Kevin walked up to his front door, and peered through the peep hole to see who was outside his house. On his front porch was a young man, probably only a year or two younger than Kevin, his unshaven appearance gave Kevin the impression that this man lacked any sort of job with a required grooming and dress code (and most of them did). Kevin was silently weighing his options in his head, these days just letting someone into your house could label you as a potential subversive, and Kevin could always play dumb if a police patrol happened to see someone standing on his front porch. Then again it might be safer to just let this individual in before anyone even saw him, unless he was already seen. Almost as if he could sense Kevin's presence the young man looked Kevin in the eyes through the peep hole and held up the USB Kevin had replaced with the heart locket at the dead drop.

“You have something of mine, and I have something of yours.” Kevin unlocked his door and quickly ushered the stranger in. Sensing his urgency to get him in the house the man spoke.

“Don't worry, I have a forged Permit of Transit in case any cops happened to see me.”

“How did you find me?” Kevin asked. The stranger threw his USB at him.

“Wasn't that hard, you didn't even tumble your bitcoins so it led me straight to your cryptocurrency wallet. But that's beside the point, you have a very important decision to make.”

“What do you mean?”

“The files in the locket are kind of like a PGP key, I have one half of the key and you have the other half. They were intended to hide State secrets.” Kevin cut him off.

“Fuck, I should've known you were a revolutionary. You have to leave now.”

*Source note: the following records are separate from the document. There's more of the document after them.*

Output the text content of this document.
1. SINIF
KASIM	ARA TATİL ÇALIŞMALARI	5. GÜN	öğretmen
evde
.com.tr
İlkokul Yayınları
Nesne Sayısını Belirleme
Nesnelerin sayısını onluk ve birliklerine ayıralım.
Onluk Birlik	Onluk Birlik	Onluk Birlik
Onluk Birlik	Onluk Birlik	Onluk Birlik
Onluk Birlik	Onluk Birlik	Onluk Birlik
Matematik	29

“Kevin.” Kevin was shocked into silence by the stranger knowing his name. “I'm so sorry you got wrapped up in this, it wasn't supposed to happen this way, but this bigger than you or me. For decades the State has denied that their surveillance of us, both in the physical world and Holo-net, has not been recorded. This is evidence that they are compiling all our information to make...something like a social credit score.”

“What's a credit score?”

“It's a 20th century term.” The revolutionary described to Kevin the concept of credit and the implications of this State-wide ranking system. “The people need to know. But unfortunately The State is going to come after anyone that had anything to do with this leak – and the includes you now.”

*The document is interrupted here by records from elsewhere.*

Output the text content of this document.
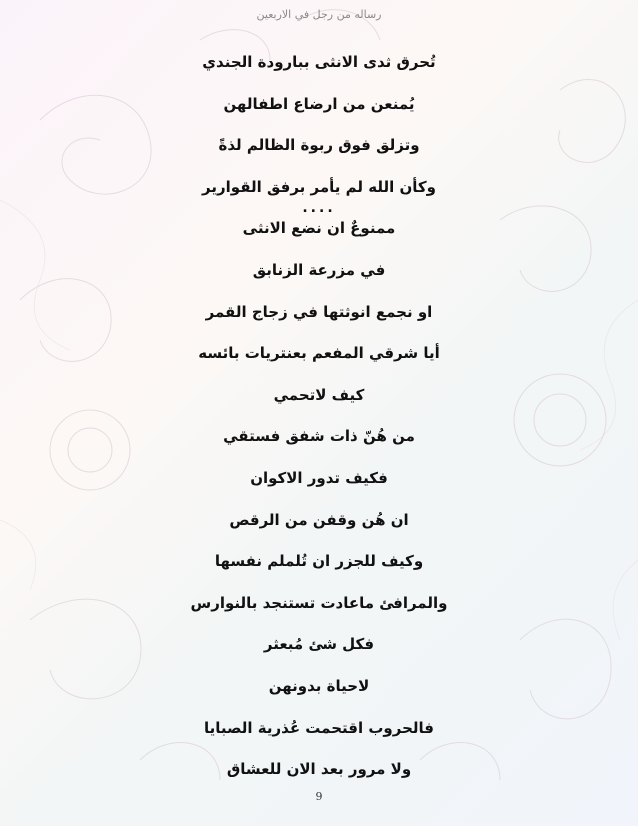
رساله من رجل في الاربعين
تُحرق ثدى الانثى ببارودة الجندي
يُمنعن من ارضاع اطفالهن
وتزلق فوق ربوة الظالم لذةً
وكأن الله لم يأمر برفق القوارير
....
ممنوعٌ ان نضع الانثى
في مزرعة الزنابق
او نجمع انوثتها في زجاج القمر
أيا شرقي المفعم بعنتريات بائسه
كيف لاتحمي
من هُنّ ذات شفق فستقي
فكيف تدور الاكوان
ان هُن وقفن من الرقص
وكيف للجزر ان تُلملم نفسها
والمرافئ ماعادت تستنجد بالنوارس
فكل شئ مُبعثر
لاحياة بدونهن
فالحروب اقتحمت عُذرية الصبايا
ولا مرور بعد الان للعشاق
9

Kevin didn't know what to think. He didn't like how The State ran things as much as anyone but for years he had peacefully co-existed, even thrived, under The State. But deep down he knew he wouldn't be able to live knowing what he knew now. Together, with his new found ally, they got to work decrypting the evidence of the State Social Credit Score and uploading it to the Holo-net for all to see. The media called it “The Wikileaks of the second half of the 21st century.” But there was still much of the 21st century left to happen. Kevin completely abandoned his old life, joining his new found compatriots for protection from The State. He wasn't the last to join the good fight, though, not by a long shot. Kevin became a recruiter for his revolutionary group, jumping between identities on the Holo-net faster than The State could keep up with. With his help, and the knowledge that citizens had of the secrets The State was actively keeping from them, the ranks of revolutionary groups began to swell to the point that they actually began to challenge the imminent domain of The State. But there was still a lot of work to do.